Deux organismes qui vivent ensemble et coopèrent : la symbiose du lichen

Les propriétés de résistance du lichen proviennent de la symbiose entre l’algue et le champignon : l’algue apporte la matière organique grâce à son activité photosynthétique tandis que le champignon apporte eau, sels minéraux et protection. En plus de la mise en commun de leurs capacités respectives, cette coopération permet de créer de nouvelles capacités, comme la synthèse de substances défensives. 

Imaginez le lichen comme une serre construite par le champignon et qui héberge les algues vertes. Le champignon leur fournit tout ce qu’il faut pour qu’elles produisent des sucres par photosynthèse : de l’eau (un peu de rosée, d’eau de pluie, de brouillard ou quelques flocons de neige), des éléments minéraux qu’il puise dans les poussières et des vitamines de sa production.


Parfois, le champignon vit avec des cyanobactéries plutôt que des algues vertes ce qui lui permet de récolter à la fois du sucre et des engrais azotés. Mais Il arrive aussi que la serre abrite à la fois des algues vertes et des cyanobactéries, mais dans ce cas, ces dernières sont hébergées dans des locaux séparés ; chacun chez soi ! Les chambres à cyanobactéries s’appellent des « céphalodies ».

Photographie de la cyanobactérie ''Hyella caespitosa'' trouvé dans le lichen « Pyrenocollema halodytes »
La cyanobactérie Hyella caespitosa trouvé dans le lichen « Pyrenocollema halodytes » | © Graham D. Schuster

Les lichens sont parfois soumis à des conditions environnementales extrêmement défavorables. Heureusement l'association symbiotique permet de surmonter ces épreuves : 

  • La lichen est brutalement soumis à un épisode de sécheresse ? Qu’à cela ne tienne, il se met au ralenti et cesse tout échange avec l’extérieur. Mais tout se remettra à fonctionner en quelques minutes à la moindre source d’humidité. C’est ce qu’on appelle « la reviviscence » : le thalle du lichen règle son degré d’humidité sur celui de l’atmosphère ambiante ; il fait sec, le thalle est sec ; il fait humide, le thalle est humide. Le lichen a un petit côté éponge !
     
  • Le soleil est trop agressif et risque d’abîmer les algues ? Le champignon déroule alors sur le toit une protection solaire de sa production ; certains lichens sont même capables de bronzer ! De même, par période de grands froids, la serre est mise hors gel car le champignon a prévu des antigels dans son équipement de survie.
     
  • Même en cas d'attaque par des micro-organismes ou des herbivores, le lichen sait se défendre. Il est capable de synthétiser des substances antibiotiques ou anti-herbivores et ainsi repousser ses prédateurs !

 

Photographie 'une pierre recouverte de lichens
Lichens sur une pierre en Islande | © Johann Dréo


Finalement on se contente de peu dans la serre lichen et surtout on est très économe. En effet, le champignon met en place une politique de l’eau très efficace : juste ce qu’il faut et aucune perte sur le parcours. Pas question non plus de gaspiller la nourriture, la croissance des algues est parfaitement régulée par notre jardinier. Ce mode de vie économe permet au lichen de vivre très longtemps. 

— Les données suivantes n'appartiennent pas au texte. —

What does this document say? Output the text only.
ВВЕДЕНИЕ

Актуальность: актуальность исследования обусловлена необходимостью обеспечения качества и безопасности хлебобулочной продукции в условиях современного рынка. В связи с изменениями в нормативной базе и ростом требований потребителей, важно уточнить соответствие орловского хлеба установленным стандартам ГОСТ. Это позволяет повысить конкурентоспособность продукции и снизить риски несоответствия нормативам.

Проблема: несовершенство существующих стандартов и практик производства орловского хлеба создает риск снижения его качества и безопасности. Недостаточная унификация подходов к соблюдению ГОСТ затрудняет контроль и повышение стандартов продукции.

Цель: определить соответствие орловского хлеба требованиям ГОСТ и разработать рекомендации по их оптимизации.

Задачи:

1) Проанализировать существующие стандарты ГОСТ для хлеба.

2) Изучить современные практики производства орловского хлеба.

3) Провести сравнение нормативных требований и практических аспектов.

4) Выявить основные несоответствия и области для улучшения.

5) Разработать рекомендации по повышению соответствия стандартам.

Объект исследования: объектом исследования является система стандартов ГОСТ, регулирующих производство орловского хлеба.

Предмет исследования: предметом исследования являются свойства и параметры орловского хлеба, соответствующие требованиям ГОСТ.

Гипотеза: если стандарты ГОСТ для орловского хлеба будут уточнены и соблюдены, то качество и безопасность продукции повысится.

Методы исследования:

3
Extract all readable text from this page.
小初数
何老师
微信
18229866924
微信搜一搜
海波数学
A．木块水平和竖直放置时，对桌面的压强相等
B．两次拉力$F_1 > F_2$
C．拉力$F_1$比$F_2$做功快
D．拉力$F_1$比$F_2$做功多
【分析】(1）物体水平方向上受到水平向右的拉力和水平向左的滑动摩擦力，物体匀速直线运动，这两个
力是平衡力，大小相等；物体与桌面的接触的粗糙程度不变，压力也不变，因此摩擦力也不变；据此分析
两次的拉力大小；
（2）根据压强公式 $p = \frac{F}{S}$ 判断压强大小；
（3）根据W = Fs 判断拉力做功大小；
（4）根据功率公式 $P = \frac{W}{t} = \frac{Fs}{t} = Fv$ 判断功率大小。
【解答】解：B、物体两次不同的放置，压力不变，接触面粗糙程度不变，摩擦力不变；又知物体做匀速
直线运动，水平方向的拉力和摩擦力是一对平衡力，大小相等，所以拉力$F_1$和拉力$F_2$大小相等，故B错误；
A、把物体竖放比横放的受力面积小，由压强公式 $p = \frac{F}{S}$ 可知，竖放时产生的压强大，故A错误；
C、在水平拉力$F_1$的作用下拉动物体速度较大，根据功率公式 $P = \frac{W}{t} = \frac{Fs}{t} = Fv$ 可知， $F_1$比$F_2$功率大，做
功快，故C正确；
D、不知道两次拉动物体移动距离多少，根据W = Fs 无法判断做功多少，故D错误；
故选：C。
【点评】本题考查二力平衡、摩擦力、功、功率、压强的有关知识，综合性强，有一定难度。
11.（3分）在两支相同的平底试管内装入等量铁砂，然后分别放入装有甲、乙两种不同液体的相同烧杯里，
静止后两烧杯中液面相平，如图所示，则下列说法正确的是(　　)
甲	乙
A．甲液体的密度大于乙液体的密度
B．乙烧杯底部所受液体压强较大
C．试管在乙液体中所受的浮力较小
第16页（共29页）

Ainsi, la coopération de l’algue et du champignon permet de maximiser les chances de survie en fournissant protection et ressources. Vivre c’est bien, mais il faut aussi perpétuer son espèce et donc se reproduire, et cela en toutes conditions. Là encore, les lichens ont développé différentes stratégies, détaillées dans le prochain volet : « Des modes de reproduction diversifiées pour maximiser les chances ».

Les lichens : une ménage à trois 

Cela faisait 150 ans que les scientifiques considéraient les lichens comme le résulta d'une symbiose entre un organisme capable de faire la photosynthèse (algue et/ou cyanobactérie) et un champignon. Mais une étude publiée en 2016 par des chercheurs de l'université du Montana révèle la présence de nouveaux organismes dans les lichens : des levures ! Les levures sont des champignons microscopiques constitués d'une seule cellule. 

Les chercheurs ont analysé l'ADN présent dans la couche externe appelée "cortex" de deux espèces de lichens. Les résultats révèlent non seulement la présence de l'ADN de l'algue et du champignon mais aussi d'une levure. Ils ont également constaté que la plupart des lichens étudiés sont associés à une levure d'une espèce différente à chaque fois. Enfin, c'est cette levure qui détermine en partie le phénotype du lichen. Cette découverte permet par exemple de comprendre pourquoi deux lichens constitués de la même algue et du même champignon peuvent avoir une couleur différente. Le rôle de ces levures restes toutefois largement à préciser.  

 

* Spribille et al., "Basidiomycete yeasts in the cortex of ascomycete macrolichens", Science, Vol. 353, no. 6298, 2016, p. 488-492.